老師對她說:「無法安頓很常見,你只是陷入自己的過往模式了,你太努力想配合既定的框架,覺得自己必須獨力做好所有事,覺得你只能仰賴你自己。可是我們在這裡,你不是單獨的。」
我感覺躺在那邊的,好像是某個人生階段的自己,而我像個剛走過搖晃吊橋的人,對身後的自己說,可能有點恐怖,但慢慢走,一定會走完。助教的角色,與其說是幫助學員學習,或許更多是給予支持,讓他們有力量去面對自身的旅程,知道自己不是孤立無援的。

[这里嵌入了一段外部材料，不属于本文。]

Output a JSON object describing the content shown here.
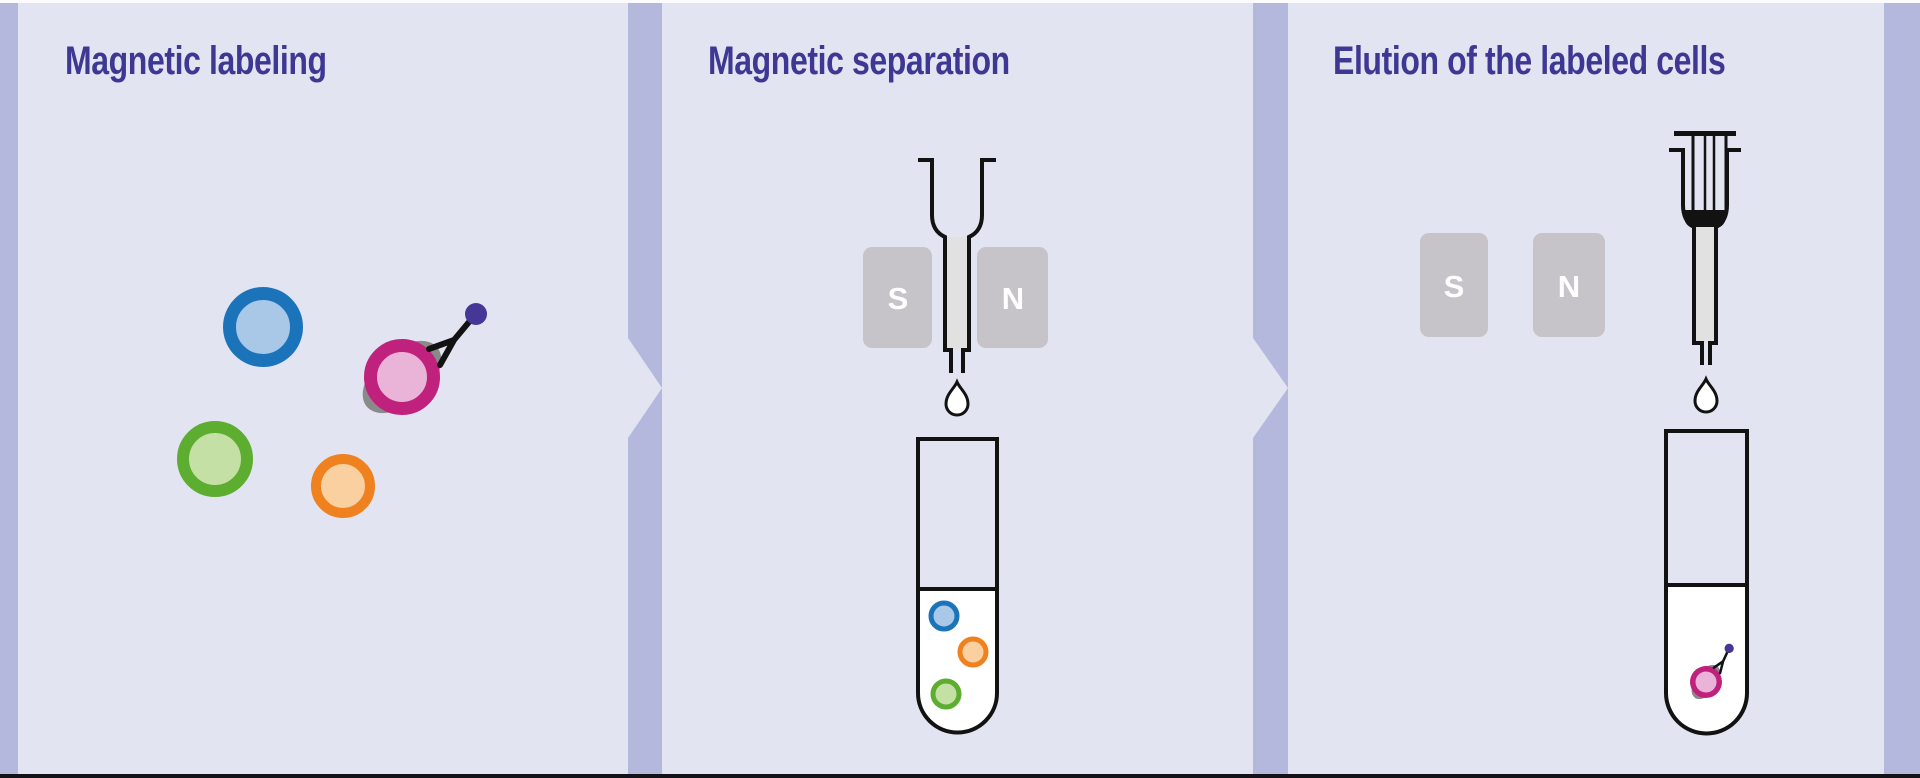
{
  "panels": [
    {
      "title": "Magnetic labeling",
      "items": [
        "cell-blue",
        "cell-green",
        "cell-orange",
        "labeled-cell-magenta",
        "antibody-with-magnetic-bead"
      ]
    },
    {
      "title": "Magnetic separation",
      "magnets": {
        "left": "S",
        "right": "N"
      },
      "tube_cells": [
        "blue",
        "orange",
        "green"
      ]
    },
    {
      "title": "Elution of the labeled cells",
      "magnets": {
        "left": "S",
        "right": "N"
      },
      "tube_cells": [
        "labeled-magenta"
      ]
    }
  ],
  "colors": {
    "panel_bg": "#e3e4f1",
    "band_bg": "#b4b8dc",
    "top_strip": "#fbfbfd",
    "bottom_strip": "#121218",
    "title_color": "#3e3793",
    "outline": "#121212",
    "magnet_bg": "#c6c4c8",
    "magnet_label": "#ffffff",
    "column_fill": "#e2e1e2",
    "blue_ring": "#1b74b9",
    "blue_fill": "#a9c7e7",
    "green_ring": "#5dad31",
    "green_fill": "#c5e0a5",
    "orange_ring": "#f0811f",
    "orange_fill": "#fbd0a1",
    "magenta_ring": "#c0217d",
    "magenta_fill": "#e9b4d8",
    "gray_blob": "#8a8a8a",
    "bead": "#453697"
  }
}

過去在職場,我經常會陷入的模式就是覺得自己做得不夠多、不夠好,或是自己缺乏貢獻。當欽騰老師向我道謝時,我很自然脫口而出:喔,我也沒幫到什麼,只不過跟著資深助教走來走去而已。他認真地告訴我:「不,重點是臨在(presence),每個人都是獨特的存在,光是你身處於此時此地,場域就會帶有不同的品質,這跟你實際做了什麼事情無關,你的存在本身就是意義所在。」
我霎時懂了一些什麼。每個存有(being)都是適得其所的存在,貓咪、花朵、山海或宇宙中的每一樣東西存在的意義並不是牠/它們會/能做什麼,而人也應該是如此,生命的價值不在於我們做了什麼,而在生命本身。
這體悟對我很重要,也獻給曾經感到自我價值低落的任何人。